Here are some numbers for comparison. 10 Ga copper wire has a resistance of 1.02 ohms per 1000 feet. !0 Ga aluminum wire (same diameter as copper) has a resistance of 1.64 ohms per 1000 feet. With regard to the core, I suspect that pad-mounted 3-phase transformers use silicon-iron sheet laminations, not a ribbon core.
Bob S

 

[Mike_In_Plano]

I've always done my design transformer and inductor work on mathcad, but a lot of guys follow the techniques outlined in Col McLyman's Inductor and Transformer design book and do it on paper or Excel.

I don't think you'll find anything useful through the analysis. Can you get the same efficiency with aluminum as you can with copper? Yes, definitely, but you'll need a larger core to accommodate the larger cross section of the aluminum.

Does this make a difference as far as the cost? Yes, aluminum is relatively cheap compared to copper, and the core material is likely cheaper than either.

If there's an issue, it would lie outside the scope of a simple analysis. For example, are the connections as reliable with aluminum as they are with copper? Or, is the structure associated with the windings as stable with aluminum?

I think in the end, it comes down to whether you trust your manufacturer to deliver a well constructed product. It's certainly not the well developed technology we've become accustomed to.

Likewise, there's the question of whether the contractor fully understands and is willing to properly rate and install the equipment.

 

[Bob S]

Are the windings in large power transformers hollow rectangular wire? I know that the windings in large particle accelerator magnets are hollow water-cooled rectangular copper wire (bus bar), and are designed to carry ~600 to 800 amps per cm². I once worked on a nuclear research reactor many years ago, which had an aluminum heat exchanger on the primary core coolant system. Someone didn't watch the pH in the secondary side, and within a few months, there were pinhole leaks in it, because the pH got up to about 8.0. Hollow water-cooled aluminum conductor should not be used.

Bob S

 

[Phrak]

Phrak, good morning.. where can I find that software? I was surfing all day long looking for some simulation software that can model the distribution transformer with all of the actual scenarios present in the field..

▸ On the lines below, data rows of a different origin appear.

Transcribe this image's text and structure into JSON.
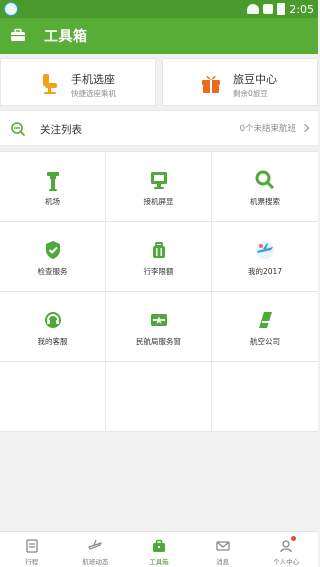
{
  "status_bar": {
    "time": "2:05",
    "icons": [
      "app-icon",
      "wifi-icon",
      "signal-icon",
      "battery-icon"
    ]
  },
  "app_bar": {
    "title": "工具箱",
    "icon": "toolbox-icon"
  },
  "quick_cards": [
    {
      "title": "手机选座",
      "subtitle": "快捷选座乘机",
      "icon": "seat-icon",
      "color": "#f3a11a"
    },
    {
      "title": "旅豆中心",
      "subtitle": "剩余0旅豆",
      "icon": "gift-icon",
      "color": "#ea6b1b"
    }
  ],
  "follow": {
    "label": "关注列表",
    "right_text": "0个未结束航班",
    "icon": "flight-search-icon"
  },
  "tools": [
    {
      "label": "机场",
      "icon": "airport-tower-icon"
    },
    {
      "label": "接机屏显",
      "icon": "display-screen-icon"
    },
    {
      "label": "机票搜索",
      "icon": "search-icon"
    },
    {
      "label": "检查服务",
      "icon": "shield-check-icon"
    },
    {
      "label": "行李限额",
      "icon": "luggage-icon"
    },
    {
      "label": "我的2017",
      "icon": "plane-badge-icon"
    },
    {
      "label": "我的客服",
      "icon": "headset-icon"
    },
    {
      "label": "民航局服务窗",
      "icon": "caac-emblem-icon"
    },
    {
      "label": "航空公司",
      "icon": "airline-tail-icon"
    },
    {
      "label": "",
      "icon": ""
    },
    {
      "label": "",
      "icon": ""
    },
    {
      "label": "",
      "icon": ""
    }
  ],
  "tabs": [
    {
      "label": "行程",
      "icon": "itinerary-icon",
      "active": false
    },
    {
      "label": "航班动态",
      "icon": "plane-icon",
      "active": false
    },
    {
      "label": "工具箱",
      "icon": "toolbox-icon",
      "active": true
    },
    {
      "label": "消息",
      "icon": "mail-icon",
      "active": false
    },
    {
      "label": "个人中心",
      "icon": "person-icon",
      "active": false,
      "has_badge": true
    }
  ],
  "colors": {
    "primary": "#57ad35",
    "status_bar": "#4b9a2e",
    "icon_green": "#4ea83a",
    "badge_red": "#e24a3c"
  }
}
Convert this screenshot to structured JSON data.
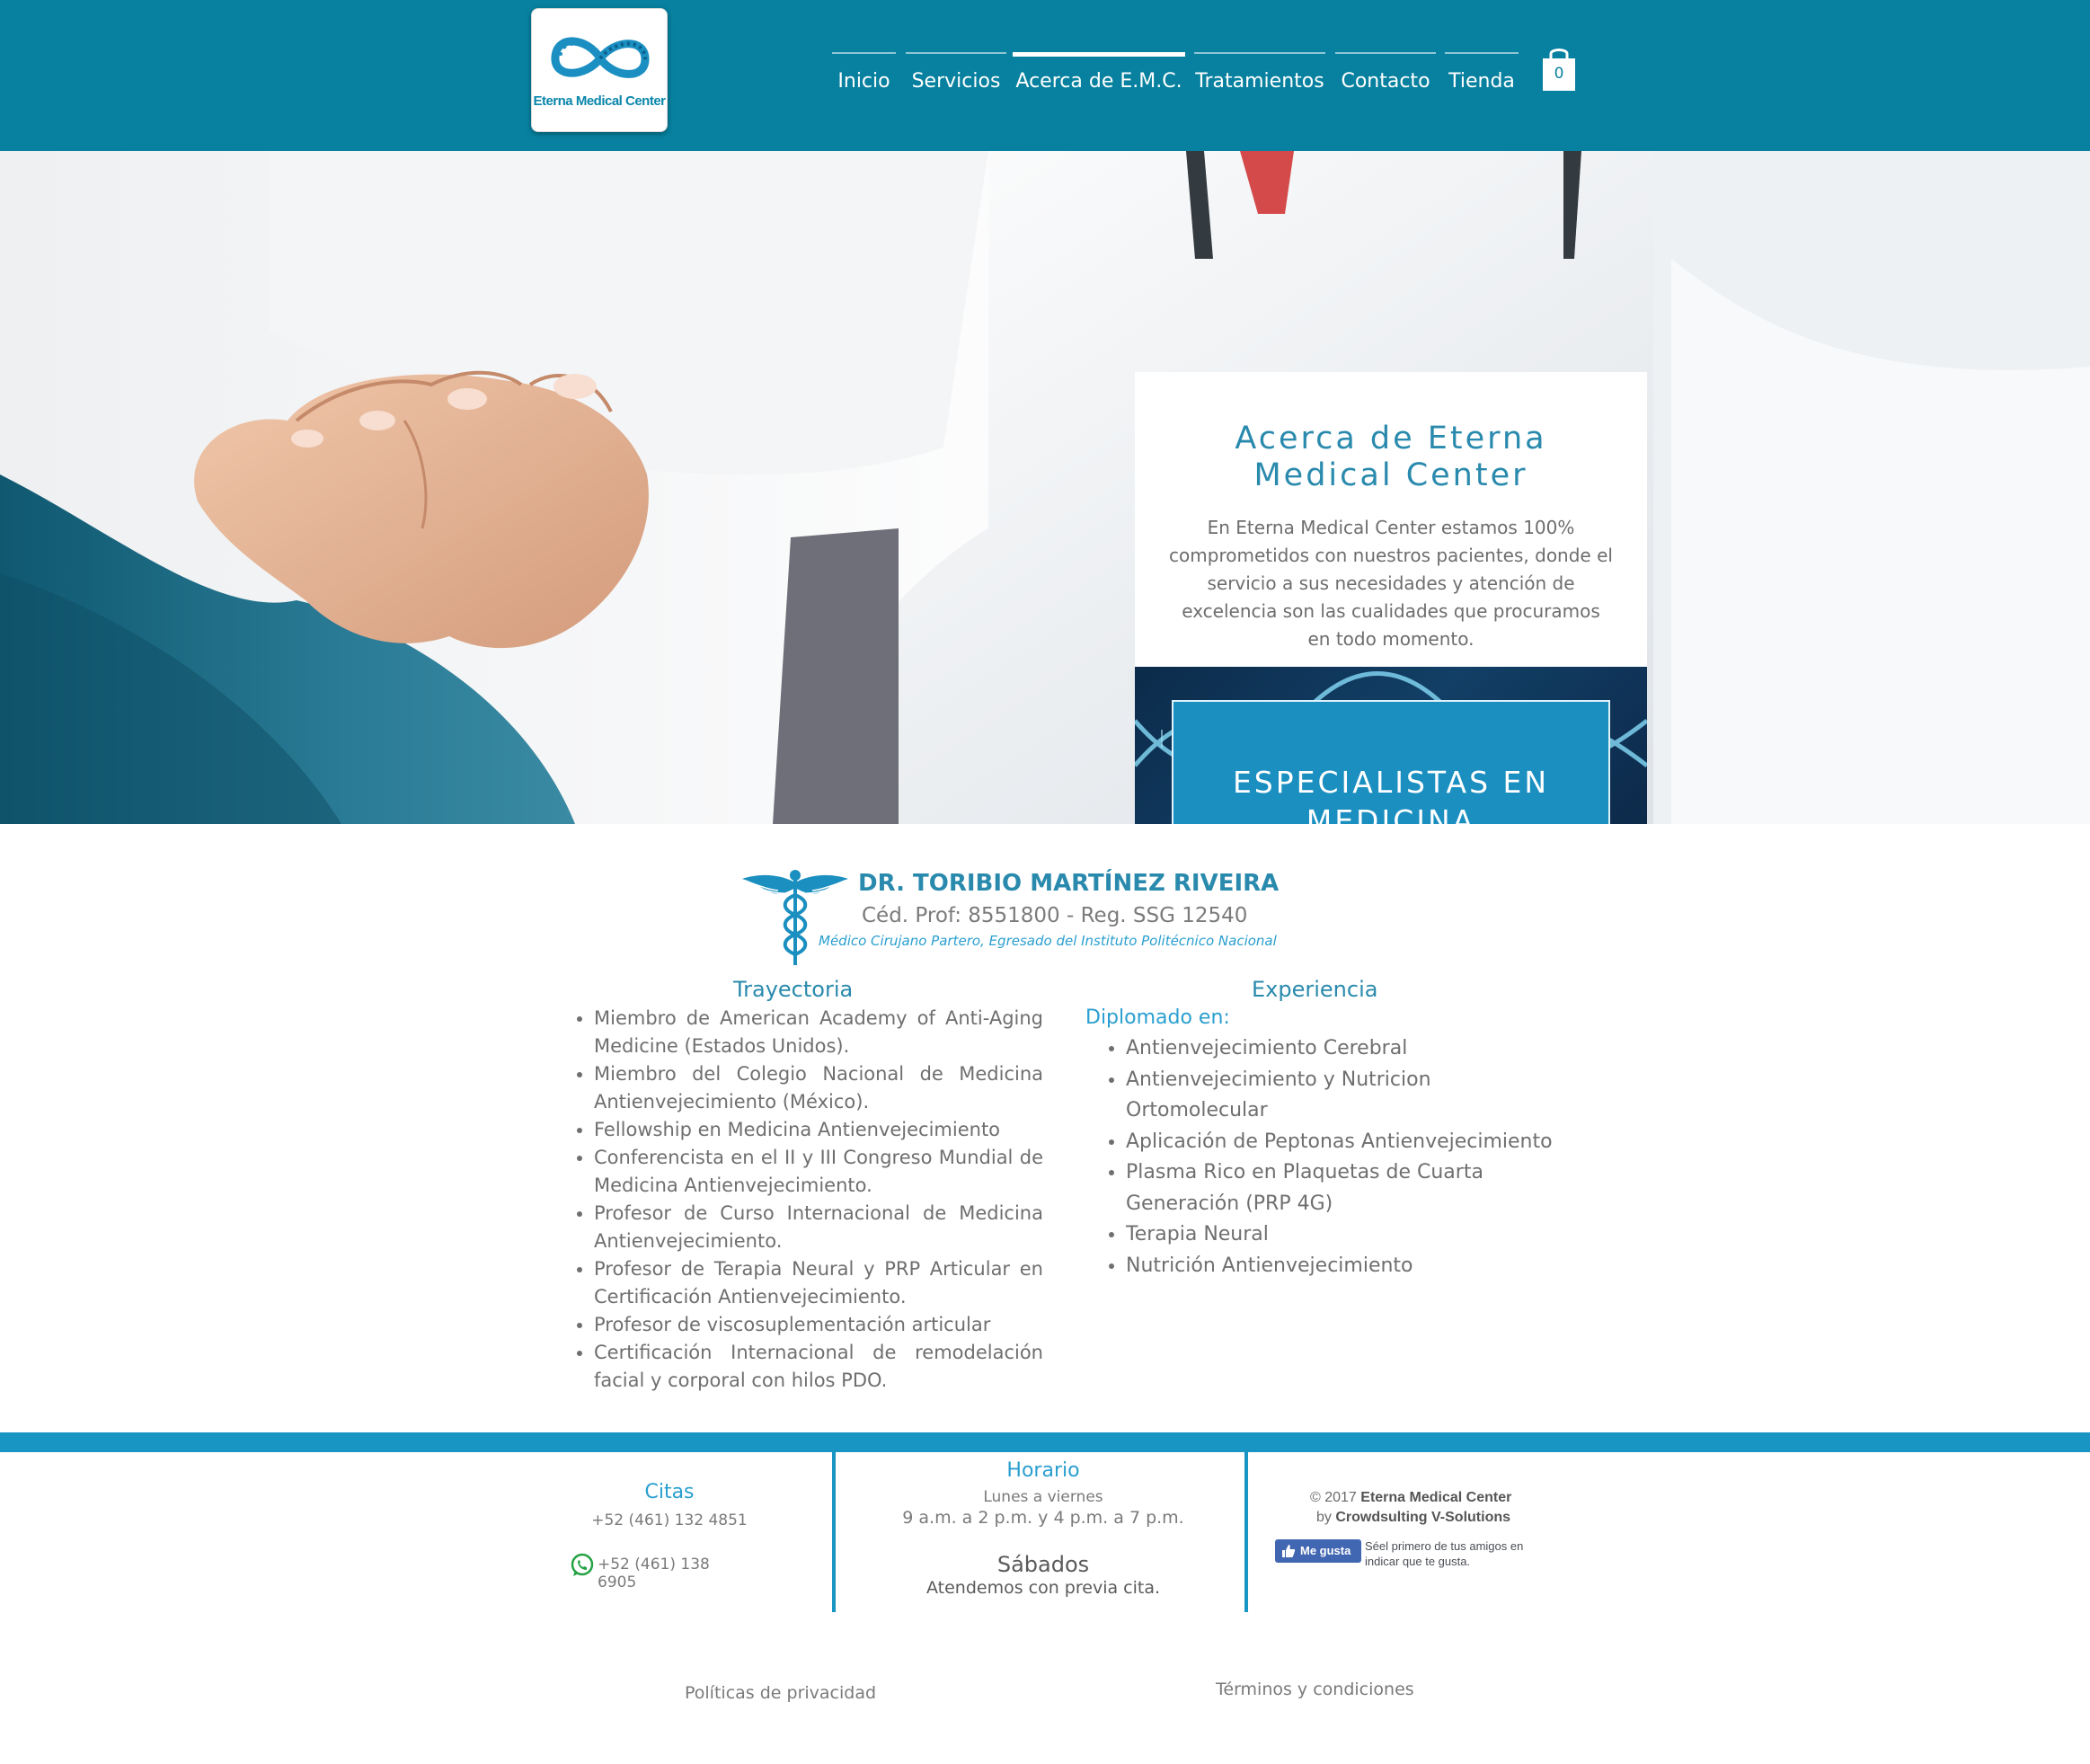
{
  "header": {
    "logo_text": "Eterna Medical Center",
    "nav": [
      {
        "label": "Inicio",
        "active": false
      },
      {
        "label": "Servicios",
        "active": false
      },
      {
        "label": "Acerca de E.M.C.",
        "active": true
      },
      {
        "label": "Tratamientos",
        "active": false
      },
      {
        "label": "Contacto",
        "active": false
      },
      {
        "label": "Tienda",
        "active": false
      }
    ],
    "cart_count": "0",
    "cart_icon": "shopping-bag-icon"
  },
  "hero": {
    "about_title": "Acerca de Eterna Medical Center",
    "about_text": "En Eterna Medical Center estamos 100% comprometidos con nuestros pacientes, donde el servicio a sus necesidades y atención de excelencia son las cualidades que procuramos en todo momento.",
    "specialists": "ESPECIALISTAS EN MEDICINA ANTIENVEJECIMIENTO"
  },
  "doctor": {
    "name": "DR. TORIBIO MARTÍNEZ RIVEIRA",
    "cedula": "Céd. Prof: 8551800 - Reg. SSG 12540",
    "description": "Médico Cirujano Partero, Egresado del Instituto Politécnico Nacional"
  },
  "trayectoria": {
    "title": "Trayectoria",
    "items": [
      "Miembro de American Academy of Anti-Aging Medicine (Estados Unidos).",
      "Miembro del Colegio Nacional de Medicina Antienvejecimiento (México).",
      "Fellowship en Medicina Antienvejecimiento",
      "Conferencista en el II y III Congreso Mundial de Medicina Antienvejecimiento.",
      "Profesor de Curso Internacional de Medicina Antienvejecimiento.",
      "Profesor de Terapia Neural y PRP Articular en Certificación Antienvejecimiento.",
      "Profesor de viscosuplementación articular",
      "Certificación Internacional de remodelación facial y corporal con hilos PDO."
    ]
  },
  "experiencia": {
    "title": "Experiencia",
    "subtitle": "Diplomado en:",
    "items": [
      "Antienvejecimiento Cerebral",
      "Antienvejecimiento y Nutricion Ortomolecular",
      "Aplicación de Peptonas Antienvejecimiento",
      "Plasma Rico en Plaquetas de Cuarta Generación (PRP 4G)",
      "Terapia Neural",
      "Nutrición Antienvejecimiento"
    ]
  },
  "footer": {
    "citas_title": "Citas",
    "phone1": "+52 (461) 132 4851",
    "phone2": "+52 (461) 138 6905",
    "horario_title": "Horario",
    "weekdays_label": "Lunes a viernes",
    "weekdays_hours": "9 a.m. a 2 p.m. y 4 p.m. a 7 p.m.",
    "saturday_label": "Sábados",
    "saturday_note": "Atendemos con previa cita.",
    "copyright_prefix": "© 2017",
    "copyright_company": "Eterna Medical Center",
    "by_prefix": "by",
    "by_company": "Crowdsulting V-Solutions",
    "like_button": "Me gusta",
    "like_text": "Séel primero de tus amigos en indicar que te gusta.",
    "privacy_link": "Políticas de privacidad",
    "terms_link": "Términos y condiciones"
  },
  "colors": {
    "header_bg": "#07819f",
    "accent": "#2a8aad",
    "footer_accent": "#1995c4",
    "specialists_box": "#1a8fc0"
  }
}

Good evening. The folks I deal with for 50/60 Hz application transformers seem to either have developed their own software or have purchased it. I've simply been happy to provide loading requirements rather than specifying core and wind specifications.

Westinghouse had most of this transformer geometry/winds optimization problem figured out about ~70 years ago, though consideration of the relatitive heat capacity and conductivity of iron vs. aluminum should be more recent.